9. On the obsolescence of Cold War alliance frameworks: The U.S.-Israel relationship, codified through memoranda of understanding, annual military assistance packages, joint exercises, and intelligence-sharing arrangements, reflects strategic assumptions that no longer hold. The relationship assumed American military dominance sufficient to underwrite Israeli superiority against any combination of regional adversaries. It assumed that American power projection capabilities could be brought to bear in any contingency. It assumed that the United States could protect its own forces, its allies, and its interests simultaneously across multiple theaters. Russian hypersonic capabilities have falsified every one of these assumptions. The relationship continues through institutional inertia, domestic political commitments, and what might charitably be described as strategic nostalgia—the persistence of arrangements designed for a world that no longer exists. But inertia is not strategy, and nostalgia is not capability. When Russian analysts observe that the United States “lacks the capacity to unilaterally bear the burden of global operations,” they are not engaging in propaganda; they are describing the consensus view of American defense planners themselves. An alliance designed for American dominance cannot function in an era of Russian hypersonic parity or superiority.
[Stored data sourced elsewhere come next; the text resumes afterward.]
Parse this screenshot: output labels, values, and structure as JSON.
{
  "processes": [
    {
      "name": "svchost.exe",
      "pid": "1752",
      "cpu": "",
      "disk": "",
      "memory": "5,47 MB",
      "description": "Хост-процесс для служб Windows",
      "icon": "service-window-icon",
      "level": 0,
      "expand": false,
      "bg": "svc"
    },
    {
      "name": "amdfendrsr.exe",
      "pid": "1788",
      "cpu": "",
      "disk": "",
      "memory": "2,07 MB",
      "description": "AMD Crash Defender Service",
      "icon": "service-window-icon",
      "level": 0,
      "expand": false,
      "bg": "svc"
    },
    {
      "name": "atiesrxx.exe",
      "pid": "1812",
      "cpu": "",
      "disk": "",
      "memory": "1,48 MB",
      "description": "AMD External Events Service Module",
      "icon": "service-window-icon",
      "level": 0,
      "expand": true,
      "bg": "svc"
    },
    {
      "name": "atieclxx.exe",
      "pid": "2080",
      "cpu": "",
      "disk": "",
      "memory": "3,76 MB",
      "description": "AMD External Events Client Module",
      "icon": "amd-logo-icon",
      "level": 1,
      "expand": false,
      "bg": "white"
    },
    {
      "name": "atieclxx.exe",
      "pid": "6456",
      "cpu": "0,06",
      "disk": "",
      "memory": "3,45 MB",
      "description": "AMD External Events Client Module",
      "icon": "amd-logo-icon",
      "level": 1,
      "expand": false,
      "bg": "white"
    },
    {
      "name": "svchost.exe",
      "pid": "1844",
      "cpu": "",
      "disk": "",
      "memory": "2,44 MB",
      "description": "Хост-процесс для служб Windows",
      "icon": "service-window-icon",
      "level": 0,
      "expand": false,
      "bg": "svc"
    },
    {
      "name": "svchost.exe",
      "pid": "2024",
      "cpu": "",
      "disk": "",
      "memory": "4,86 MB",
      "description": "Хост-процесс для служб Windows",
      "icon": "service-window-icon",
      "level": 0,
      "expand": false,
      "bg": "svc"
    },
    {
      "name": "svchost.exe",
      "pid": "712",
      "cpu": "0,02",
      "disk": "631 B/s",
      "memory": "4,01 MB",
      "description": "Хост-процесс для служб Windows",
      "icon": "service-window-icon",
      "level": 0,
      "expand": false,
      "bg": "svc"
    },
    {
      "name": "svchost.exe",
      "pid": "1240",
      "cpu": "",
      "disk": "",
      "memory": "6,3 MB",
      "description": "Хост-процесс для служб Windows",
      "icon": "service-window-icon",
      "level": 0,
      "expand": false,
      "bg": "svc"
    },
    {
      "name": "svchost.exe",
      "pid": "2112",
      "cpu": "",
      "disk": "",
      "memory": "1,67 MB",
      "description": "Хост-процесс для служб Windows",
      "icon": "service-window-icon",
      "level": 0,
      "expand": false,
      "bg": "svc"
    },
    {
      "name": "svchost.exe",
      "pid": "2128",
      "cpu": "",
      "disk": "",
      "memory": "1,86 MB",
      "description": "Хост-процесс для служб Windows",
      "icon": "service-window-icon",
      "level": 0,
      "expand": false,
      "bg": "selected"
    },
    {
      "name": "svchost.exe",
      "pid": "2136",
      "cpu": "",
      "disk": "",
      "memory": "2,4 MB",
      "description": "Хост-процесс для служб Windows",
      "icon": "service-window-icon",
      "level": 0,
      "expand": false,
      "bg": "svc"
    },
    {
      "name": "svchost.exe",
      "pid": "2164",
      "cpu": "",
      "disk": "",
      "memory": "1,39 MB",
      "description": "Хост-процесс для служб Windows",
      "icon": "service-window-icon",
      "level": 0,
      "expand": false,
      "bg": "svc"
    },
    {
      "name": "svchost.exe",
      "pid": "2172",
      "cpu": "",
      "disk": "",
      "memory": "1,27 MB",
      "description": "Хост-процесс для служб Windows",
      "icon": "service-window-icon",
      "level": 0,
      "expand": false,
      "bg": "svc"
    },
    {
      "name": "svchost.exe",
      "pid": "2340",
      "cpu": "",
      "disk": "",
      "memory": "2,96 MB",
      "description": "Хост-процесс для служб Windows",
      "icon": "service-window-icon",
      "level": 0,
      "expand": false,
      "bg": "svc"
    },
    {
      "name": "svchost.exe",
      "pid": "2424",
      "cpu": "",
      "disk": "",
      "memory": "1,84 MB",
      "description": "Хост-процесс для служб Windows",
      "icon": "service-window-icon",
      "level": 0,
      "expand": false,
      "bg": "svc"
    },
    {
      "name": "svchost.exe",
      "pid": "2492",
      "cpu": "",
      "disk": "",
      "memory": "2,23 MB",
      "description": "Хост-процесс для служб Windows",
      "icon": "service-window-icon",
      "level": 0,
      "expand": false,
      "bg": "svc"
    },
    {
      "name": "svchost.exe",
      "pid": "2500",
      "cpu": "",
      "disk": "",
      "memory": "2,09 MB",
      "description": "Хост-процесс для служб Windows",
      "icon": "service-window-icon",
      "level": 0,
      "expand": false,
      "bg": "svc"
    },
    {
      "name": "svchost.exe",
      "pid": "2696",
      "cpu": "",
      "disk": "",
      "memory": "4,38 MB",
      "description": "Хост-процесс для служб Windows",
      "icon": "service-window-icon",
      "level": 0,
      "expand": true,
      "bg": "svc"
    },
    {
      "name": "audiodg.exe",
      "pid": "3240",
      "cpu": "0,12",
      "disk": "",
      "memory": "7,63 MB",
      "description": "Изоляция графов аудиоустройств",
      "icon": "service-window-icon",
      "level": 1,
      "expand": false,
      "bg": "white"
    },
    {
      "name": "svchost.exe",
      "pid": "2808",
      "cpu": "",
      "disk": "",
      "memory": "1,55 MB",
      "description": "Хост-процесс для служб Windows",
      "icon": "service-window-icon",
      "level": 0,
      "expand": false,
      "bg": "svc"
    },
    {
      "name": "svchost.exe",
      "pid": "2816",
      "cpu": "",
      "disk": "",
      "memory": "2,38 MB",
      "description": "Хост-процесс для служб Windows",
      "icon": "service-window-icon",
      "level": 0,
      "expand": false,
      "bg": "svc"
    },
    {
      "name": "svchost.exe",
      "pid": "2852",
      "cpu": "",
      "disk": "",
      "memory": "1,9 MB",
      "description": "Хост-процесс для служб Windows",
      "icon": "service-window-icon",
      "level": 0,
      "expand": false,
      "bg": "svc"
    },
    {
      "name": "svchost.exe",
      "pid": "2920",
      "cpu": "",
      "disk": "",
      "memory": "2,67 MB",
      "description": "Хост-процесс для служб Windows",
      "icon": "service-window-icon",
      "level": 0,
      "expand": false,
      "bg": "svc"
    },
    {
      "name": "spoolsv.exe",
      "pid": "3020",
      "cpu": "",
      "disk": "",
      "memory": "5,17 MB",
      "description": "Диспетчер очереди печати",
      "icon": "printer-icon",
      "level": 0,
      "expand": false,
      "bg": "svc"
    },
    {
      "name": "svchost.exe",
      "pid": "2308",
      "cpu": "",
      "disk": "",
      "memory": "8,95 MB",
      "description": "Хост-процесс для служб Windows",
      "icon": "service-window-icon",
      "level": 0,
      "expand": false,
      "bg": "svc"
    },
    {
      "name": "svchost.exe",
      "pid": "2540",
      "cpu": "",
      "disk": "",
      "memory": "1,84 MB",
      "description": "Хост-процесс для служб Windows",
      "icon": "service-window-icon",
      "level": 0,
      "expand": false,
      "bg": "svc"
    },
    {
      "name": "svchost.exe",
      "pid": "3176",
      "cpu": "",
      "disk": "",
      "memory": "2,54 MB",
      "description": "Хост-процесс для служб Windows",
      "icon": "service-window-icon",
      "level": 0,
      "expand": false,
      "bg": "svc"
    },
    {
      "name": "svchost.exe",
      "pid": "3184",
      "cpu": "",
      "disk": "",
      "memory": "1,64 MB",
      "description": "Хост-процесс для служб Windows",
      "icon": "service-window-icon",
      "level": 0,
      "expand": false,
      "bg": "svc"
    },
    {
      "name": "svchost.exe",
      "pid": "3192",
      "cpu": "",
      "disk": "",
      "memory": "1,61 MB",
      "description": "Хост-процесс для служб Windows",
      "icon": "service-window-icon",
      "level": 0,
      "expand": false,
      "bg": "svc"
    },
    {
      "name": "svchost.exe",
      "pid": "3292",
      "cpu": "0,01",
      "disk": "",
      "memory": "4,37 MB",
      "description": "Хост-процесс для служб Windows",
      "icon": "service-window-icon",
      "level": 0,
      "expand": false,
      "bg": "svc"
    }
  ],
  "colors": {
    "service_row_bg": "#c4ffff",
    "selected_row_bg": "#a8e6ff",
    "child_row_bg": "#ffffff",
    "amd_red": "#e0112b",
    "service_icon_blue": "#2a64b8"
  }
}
10. On the inversion of dependency and Israel’s transformation from asset to liability: The strategic logic that once made Israel valuable to the United States—a reliable regional enforcer capable of disrupting hostile alliances and projecting power without requiring large-scale American troop commitments—has inverted. Israeli military operations against Iranian facilities, strikes in Syria, and sustained campaigns against Hezbollah and Hamas now risk drawing the United States into confrontations with Russian-backed actors at a time when American planners are explicitly seeking to reduce exposure in the Middle East. Russia has demonstrated its ability to leverage anti-Western actors throughout the region, provide political backing to Iran, and shape events across two continents simultaneously. These moves are not primarily about Israel; they are about weakening the United States globally. Israel is merely one arena in Russia’s broader campaign to protect itself against what it perceives as Western aggression. The United States, recognizing its diminished capacity, has begun shifting focus away from the Middle East entirely—prioritizing homeland defense and deterring China in the Indo-Pacific. This is diplomatic language for strategic abandonment, however gradually it may be implemented. In this transformed landscape, Israel is not a puppet and not a puppet master; it is simply irrelevant to the great power competition that now defines global security. The alliance continues as a formality, a shared delusion that yesterday’s arrangements still matter in today’s transformed strategic landscape.